Stark kritisiert wurde 2011 das Abstimmungsverhalten padeluuns in der Enquete-Kommission Internet und digitale Gesellschaft, in die er als Vorsitzender des FoeBuD von der FDP berufen war. Die Abstimmung zur Empfehlung einer Festschreibung der Netzneutralität sollte verschoben werden, als eine Mehrheit für den Textentwurf bereits feststand. Die Abstimmung über den Verschiebungsantrag endete 17:16 für die Verschiebung, was padeluun zum Zünglein an der Waage machte.[30] Felix von Leitner konstatierte, padeluun habe „...verhindert, dass wir Netzneutralität kriegen“.[31] Netzpolitik stellte eine „Selbstzerfleischung der netzpolitischen Bewegung“ fest und kritisierte die aggressive Diskussion, wies jedoch darauf hin, dass es „etwas unglücklich war“,[32] dass der FoeBuD zeitgleich auch eine Spende der Telekom über 150.000 € angenommen hatte.[33] Der FoeBuD hatte die Telekom 2008 mit einem Big Brother-Award ausgezeichnet.

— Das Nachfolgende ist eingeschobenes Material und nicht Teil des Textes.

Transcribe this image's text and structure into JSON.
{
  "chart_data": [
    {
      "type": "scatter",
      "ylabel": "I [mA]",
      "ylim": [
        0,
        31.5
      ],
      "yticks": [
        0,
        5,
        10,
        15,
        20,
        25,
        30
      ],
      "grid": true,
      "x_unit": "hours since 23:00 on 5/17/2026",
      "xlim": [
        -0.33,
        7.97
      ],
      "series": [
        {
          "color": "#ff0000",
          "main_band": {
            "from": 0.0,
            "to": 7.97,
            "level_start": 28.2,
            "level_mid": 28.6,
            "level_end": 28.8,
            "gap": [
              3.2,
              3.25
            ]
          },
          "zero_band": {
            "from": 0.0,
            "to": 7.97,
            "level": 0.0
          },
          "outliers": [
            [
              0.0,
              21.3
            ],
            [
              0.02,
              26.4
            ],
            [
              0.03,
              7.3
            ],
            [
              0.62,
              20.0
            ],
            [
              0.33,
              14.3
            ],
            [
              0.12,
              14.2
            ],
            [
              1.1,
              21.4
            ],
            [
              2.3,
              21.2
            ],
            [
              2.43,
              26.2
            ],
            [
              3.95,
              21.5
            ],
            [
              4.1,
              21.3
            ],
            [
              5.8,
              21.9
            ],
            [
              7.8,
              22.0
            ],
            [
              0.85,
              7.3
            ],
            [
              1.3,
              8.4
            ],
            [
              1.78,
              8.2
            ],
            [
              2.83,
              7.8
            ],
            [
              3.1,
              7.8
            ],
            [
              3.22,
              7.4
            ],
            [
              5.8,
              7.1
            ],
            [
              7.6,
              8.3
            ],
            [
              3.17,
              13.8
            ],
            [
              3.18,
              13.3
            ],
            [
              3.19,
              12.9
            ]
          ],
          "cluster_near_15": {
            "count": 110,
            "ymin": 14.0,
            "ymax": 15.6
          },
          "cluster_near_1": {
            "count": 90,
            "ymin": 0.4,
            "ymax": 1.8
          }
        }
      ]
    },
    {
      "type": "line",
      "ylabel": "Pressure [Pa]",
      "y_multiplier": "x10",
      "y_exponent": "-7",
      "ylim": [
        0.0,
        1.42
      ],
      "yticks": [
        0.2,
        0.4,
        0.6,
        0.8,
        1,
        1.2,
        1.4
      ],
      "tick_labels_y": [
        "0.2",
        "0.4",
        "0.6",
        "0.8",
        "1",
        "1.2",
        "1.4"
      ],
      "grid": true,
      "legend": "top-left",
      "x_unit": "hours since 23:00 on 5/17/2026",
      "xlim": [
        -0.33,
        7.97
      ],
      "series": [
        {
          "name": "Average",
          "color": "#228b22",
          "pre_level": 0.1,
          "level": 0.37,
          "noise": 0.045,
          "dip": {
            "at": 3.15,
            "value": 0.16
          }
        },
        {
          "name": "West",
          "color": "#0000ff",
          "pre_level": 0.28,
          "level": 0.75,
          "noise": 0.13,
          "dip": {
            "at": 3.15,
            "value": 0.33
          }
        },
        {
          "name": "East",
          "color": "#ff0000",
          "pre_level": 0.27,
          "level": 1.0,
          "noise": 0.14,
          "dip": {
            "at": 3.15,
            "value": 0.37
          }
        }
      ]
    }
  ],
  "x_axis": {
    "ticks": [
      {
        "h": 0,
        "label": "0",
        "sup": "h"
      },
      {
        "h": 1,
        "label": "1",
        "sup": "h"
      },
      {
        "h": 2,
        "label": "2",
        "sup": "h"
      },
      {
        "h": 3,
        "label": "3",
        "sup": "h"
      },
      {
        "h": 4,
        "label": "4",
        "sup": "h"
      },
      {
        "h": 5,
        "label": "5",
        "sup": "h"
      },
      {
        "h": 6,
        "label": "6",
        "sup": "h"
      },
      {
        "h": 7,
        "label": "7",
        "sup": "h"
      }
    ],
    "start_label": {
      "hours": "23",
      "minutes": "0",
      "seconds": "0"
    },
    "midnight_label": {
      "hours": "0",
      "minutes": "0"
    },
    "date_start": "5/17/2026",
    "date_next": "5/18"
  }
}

2019 wurde die ZEIT mit einem Big Brother Award ausgezeichnet und wies digitalcourage teils grobe Fehler in ihrer Trackinganalyse nach, mit der die Preisvergabe begründet worden war. Digitalcourage hätte technische Details „grundlegend falsch“ dargestellt und das Angebot der ZEIT abgelehnt, Einblick in die Plattform zu nehmen. Als Grund für die Ablehnung wurde angegeben, dass die Recherche bereits abgeschlossen sei.[34] Auf die Analysefehler hingewiesen, wurde von digitalcourage die Verwechslung eines Webfrontends mit der eigentlich zu prüfenden App eingestanden, zusammen mit der Ankündigung, „weiter zu beobachten“. padeluun beharrte im Wesentlichen weiter auf den in der Laudatio gemachten Vorwürfen.[35]

Anfang 2024 wurde ein Gedächtnisprotokoll einer Mitgliederversammlung im November 2023 veröffentlicht, laut dem padeluun mit Auflösung des Vereins und Entlassung aller Mitarbeitenden gedroht haben soll, falls seine nicht erfolgreiche Wahl zum zweiten Vereinsvorsitzenden nicht wiederholt werden würde.[36] padeluuns Wiederwahl wurde anschließend ohne Gegenkandidaten wiederholt. In einer ersten Reaktion im Fediverse hatte Digitalcourage eine „Auseinandersetzung“ bestätigt, die Korrektheit des Gedächtnisprotokolls indessen in Zweifel gezogen. In einer zweiten Reaktion einer Tageszeitung gegenüber kritisierte eine Digitalcourage-Sprecherin nur noch, dass das Gedächtnisprotokoll „andere Perspektiven völlig außer Acht lässt“.[37]